This post is dedicated to my Dad, Roy, who passed away on New Year's Day. He was a true 'Silver Surfer', having developed a keen interest in computers late in life. He enjoyed reading this and other blogs. Dad, this one's for you.
It’s traditional to wish each other a happy new year on the 1st of January. However, this was not always the case. But before we embark upon a whistle stop tour of this curious and interesting topic, can I advise you to lay off the Cherry B and Crème de Menthe for the time being? Even sober, the subject started to give me a head ache, and I determined to keep it simple enough for me to understand. Anyway, here goes…
The ancient Romans celebrated the 1st of January as New Year’s Day, and the day was held as a festival to a greater or lesser extent in the years following the fall of the Empire. However, up to 1752, Christian countries regarded the 25th of March as New Year’s Day, and it was on this day that the year advanced. Thus (for example), the 24th March 1625 was followed by the 25th of March 1626. As you might have guessed, religion had a hand in this rather curious situation. The 25th of March was, by tradition, the date of the annunciation, when the angel is said to have informed Mary of her pregnancy (with Christmas falling exactly nine months later, you will note - would that all babies were that punctual!). Now, the church counted
‘Anno Domini’ (The Year of Our Lord) from the conception of Jesus, not from the date of his birth, and it is for this reason that the 25th of March came to be regarded as the start of the year. The day was colloquially known as
Lady Day, and was one of the four
quarter days; in other words, a day upon which rents fell due and contracts started or ended. It also marked the start of both the legal and the tax year.
Things poodled along happily for years, but then got a bit complicated in 1751, when England decided to replace the Julian calendar with the Gregorian one. Most other countries had already done this in 1582 (although Russia and Serbia waited until 1918 to adopt the Gregorian system). The reasons advanced for this were that the Julian system was:
…attended with divers inconveniences, not only as it differs from the usage of neighbouring nations, but also from the legal method of computation in Scotland, and from the common usage throughout the whole kingdom, and thereby frequent mistakes are occasioned in the dates of deeds and other writings, and disputes arise therefrom.
Under the Calendar (New Style) Act of 1750, the 1st of January, not the 25th of March, was deemed to be New Year’s Day.
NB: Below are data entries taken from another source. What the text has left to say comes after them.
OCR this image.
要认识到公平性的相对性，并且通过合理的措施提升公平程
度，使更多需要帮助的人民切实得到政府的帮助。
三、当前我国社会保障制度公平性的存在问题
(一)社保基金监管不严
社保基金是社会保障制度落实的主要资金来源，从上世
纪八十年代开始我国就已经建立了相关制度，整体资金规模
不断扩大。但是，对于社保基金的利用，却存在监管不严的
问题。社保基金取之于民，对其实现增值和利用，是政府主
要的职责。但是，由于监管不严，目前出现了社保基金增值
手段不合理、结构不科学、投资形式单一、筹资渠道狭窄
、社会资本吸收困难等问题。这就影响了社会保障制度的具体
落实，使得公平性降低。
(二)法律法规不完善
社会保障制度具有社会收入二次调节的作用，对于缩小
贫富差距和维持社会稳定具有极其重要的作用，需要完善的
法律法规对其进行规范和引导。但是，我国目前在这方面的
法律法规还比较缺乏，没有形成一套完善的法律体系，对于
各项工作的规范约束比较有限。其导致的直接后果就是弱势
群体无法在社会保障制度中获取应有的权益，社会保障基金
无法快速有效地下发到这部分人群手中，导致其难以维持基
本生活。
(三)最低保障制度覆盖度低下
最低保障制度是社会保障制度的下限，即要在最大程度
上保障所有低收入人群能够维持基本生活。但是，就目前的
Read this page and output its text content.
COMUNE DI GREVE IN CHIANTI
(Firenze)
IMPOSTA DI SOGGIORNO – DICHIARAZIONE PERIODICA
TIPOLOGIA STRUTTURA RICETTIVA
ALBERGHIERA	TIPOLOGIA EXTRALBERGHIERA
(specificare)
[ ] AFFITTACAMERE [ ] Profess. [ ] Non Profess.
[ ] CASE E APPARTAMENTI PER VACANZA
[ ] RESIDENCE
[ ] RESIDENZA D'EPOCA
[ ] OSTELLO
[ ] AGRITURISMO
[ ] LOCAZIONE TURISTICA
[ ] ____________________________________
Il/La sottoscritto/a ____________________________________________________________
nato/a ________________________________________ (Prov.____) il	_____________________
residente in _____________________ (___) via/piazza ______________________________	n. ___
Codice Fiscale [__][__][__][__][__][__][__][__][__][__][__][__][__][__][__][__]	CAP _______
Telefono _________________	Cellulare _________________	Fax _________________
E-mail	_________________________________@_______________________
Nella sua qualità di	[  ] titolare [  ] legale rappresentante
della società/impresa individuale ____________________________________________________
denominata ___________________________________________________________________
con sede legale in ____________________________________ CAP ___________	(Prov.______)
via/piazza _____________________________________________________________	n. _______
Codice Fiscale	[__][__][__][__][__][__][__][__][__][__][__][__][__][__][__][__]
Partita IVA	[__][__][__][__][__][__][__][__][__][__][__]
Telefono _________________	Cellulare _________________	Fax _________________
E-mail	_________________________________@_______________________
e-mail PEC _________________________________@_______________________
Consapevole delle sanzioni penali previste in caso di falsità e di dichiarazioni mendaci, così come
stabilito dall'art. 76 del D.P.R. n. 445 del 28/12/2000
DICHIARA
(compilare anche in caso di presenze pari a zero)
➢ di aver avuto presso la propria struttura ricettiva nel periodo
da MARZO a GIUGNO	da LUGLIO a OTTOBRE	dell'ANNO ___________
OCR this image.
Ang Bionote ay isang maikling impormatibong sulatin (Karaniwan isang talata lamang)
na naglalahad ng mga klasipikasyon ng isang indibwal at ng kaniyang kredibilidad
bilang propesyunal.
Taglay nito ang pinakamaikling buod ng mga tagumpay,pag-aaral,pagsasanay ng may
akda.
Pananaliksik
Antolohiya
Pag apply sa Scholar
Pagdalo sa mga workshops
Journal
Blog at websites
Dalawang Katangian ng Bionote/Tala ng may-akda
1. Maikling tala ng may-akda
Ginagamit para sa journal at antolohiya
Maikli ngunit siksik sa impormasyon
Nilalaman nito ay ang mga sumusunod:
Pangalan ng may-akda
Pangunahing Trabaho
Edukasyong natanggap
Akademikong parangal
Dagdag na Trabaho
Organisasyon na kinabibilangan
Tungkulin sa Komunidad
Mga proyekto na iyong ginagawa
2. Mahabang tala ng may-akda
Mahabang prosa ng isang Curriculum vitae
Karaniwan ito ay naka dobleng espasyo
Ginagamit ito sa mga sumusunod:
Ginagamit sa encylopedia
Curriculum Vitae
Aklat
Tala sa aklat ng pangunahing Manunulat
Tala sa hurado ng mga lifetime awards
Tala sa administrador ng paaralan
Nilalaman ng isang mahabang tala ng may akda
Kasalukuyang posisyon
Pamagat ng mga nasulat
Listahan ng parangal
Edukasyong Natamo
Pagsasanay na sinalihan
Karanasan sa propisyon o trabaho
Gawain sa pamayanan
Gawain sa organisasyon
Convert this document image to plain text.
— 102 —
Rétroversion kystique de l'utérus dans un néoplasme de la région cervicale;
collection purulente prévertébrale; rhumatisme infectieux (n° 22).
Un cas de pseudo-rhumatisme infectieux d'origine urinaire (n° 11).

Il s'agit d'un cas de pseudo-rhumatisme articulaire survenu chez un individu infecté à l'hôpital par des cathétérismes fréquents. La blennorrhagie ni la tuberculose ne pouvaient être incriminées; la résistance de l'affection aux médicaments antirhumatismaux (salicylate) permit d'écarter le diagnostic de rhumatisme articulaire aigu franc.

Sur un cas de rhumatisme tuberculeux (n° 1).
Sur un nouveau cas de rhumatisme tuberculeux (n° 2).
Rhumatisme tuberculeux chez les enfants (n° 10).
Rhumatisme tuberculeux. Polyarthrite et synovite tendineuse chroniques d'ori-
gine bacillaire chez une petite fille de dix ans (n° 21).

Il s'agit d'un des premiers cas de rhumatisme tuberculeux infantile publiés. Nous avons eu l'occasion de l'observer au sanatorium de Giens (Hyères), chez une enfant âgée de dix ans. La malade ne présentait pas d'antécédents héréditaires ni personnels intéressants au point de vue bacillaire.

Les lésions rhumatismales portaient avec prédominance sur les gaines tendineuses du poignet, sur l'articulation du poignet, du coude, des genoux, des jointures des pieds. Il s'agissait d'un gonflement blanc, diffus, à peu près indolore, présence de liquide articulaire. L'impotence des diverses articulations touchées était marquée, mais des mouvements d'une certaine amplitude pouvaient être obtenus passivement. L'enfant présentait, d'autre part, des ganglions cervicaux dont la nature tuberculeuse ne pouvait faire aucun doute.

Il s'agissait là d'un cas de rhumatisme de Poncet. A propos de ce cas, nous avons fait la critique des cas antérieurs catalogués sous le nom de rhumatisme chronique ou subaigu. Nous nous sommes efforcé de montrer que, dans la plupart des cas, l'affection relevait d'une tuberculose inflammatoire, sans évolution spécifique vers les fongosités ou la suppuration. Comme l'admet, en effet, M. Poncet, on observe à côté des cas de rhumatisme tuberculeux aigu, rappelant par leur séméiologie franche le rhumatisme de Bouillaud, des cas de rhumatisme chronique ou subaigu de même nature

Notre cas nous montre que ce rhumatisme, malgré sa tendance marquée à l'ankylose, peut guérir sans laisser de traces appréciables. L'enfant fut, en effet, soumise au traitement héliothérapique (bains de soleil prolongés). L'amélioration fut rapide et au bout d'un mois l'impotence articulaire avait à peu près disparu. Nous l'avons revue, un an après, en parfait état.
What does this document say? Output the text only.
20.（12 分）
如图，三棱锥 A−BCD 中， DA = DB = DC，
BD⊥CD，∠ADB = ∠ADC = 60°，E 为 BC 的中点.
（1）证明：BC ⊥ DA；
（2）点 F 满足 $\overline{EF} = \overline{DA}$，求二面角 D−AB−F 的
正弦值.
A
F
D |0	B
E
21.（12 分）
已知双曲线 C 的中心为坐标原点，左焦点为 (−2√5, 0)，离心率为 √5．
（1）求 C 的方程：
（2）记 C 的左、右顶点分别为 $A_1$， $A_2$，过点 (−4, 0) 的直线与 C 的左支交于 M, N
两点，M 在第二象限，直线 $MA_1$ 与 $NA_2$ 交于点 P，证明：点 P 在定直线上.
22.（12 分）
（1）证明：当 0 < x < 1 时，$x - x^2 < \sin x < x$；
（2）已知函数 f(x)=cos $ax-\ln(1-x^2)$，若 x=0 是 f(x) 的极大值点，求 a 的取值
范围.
The changes were implemented in 1751/2, with the result that 1751 was a short year of only 282 days, running from the 25th of March to the 31st of December, and 1752 began on the 1st of January.
But the changes didn’t end there. Oh no. The old Julian calendar (created by Julius Caesar) had too many ‘leap days’, which meant that, over many years, the calendar was out of kilter with the solar year (the time taken by the earth to complete a single orbit of the sun). This caused problems for the church, because it used the vernal equinox to calculate the date of the moveable feast of Easter. The inaccuracy of the Julian calendar meant that vernal equinox (when day and night are of equal length) could not be guaranteed to fall upon the 21st March. The simple solution the government came up with was to advance the calendar by eleven days. So, if you had been around in 1752, and had gone to bed on the 2nd September, you might have been surprised, on waking the next day, to be told that it was now the 14th of September. It’s alleged that this action caused mass panic amongst the great British public, with demonstrations and the waving of banners declaring
‘Give us back our eleven days!’. There is no real evidence for this, but it's a good story, nevertheless!
So everyone accepted the change from the 25th March to the 1st of January, did they? Not a bit of it. The taxation authorities wanted to keep the March date as the start of the tax year, but were worried that the eleven days removed from the calendar would mean that they were able to collect eleven days’ less tax. So, they simply stuck them back in after the 25th March, so that the tax year for 1752 started instead on the 6th of April. There it remains to this day, a relic of changes to our calendar over two and a half centuries ago, and a reminder that, even then, the Government wasted no opportunity to screw every penny out of the populace.
I think I’ll stop before I get too political! May I wish you all a Happy New Year.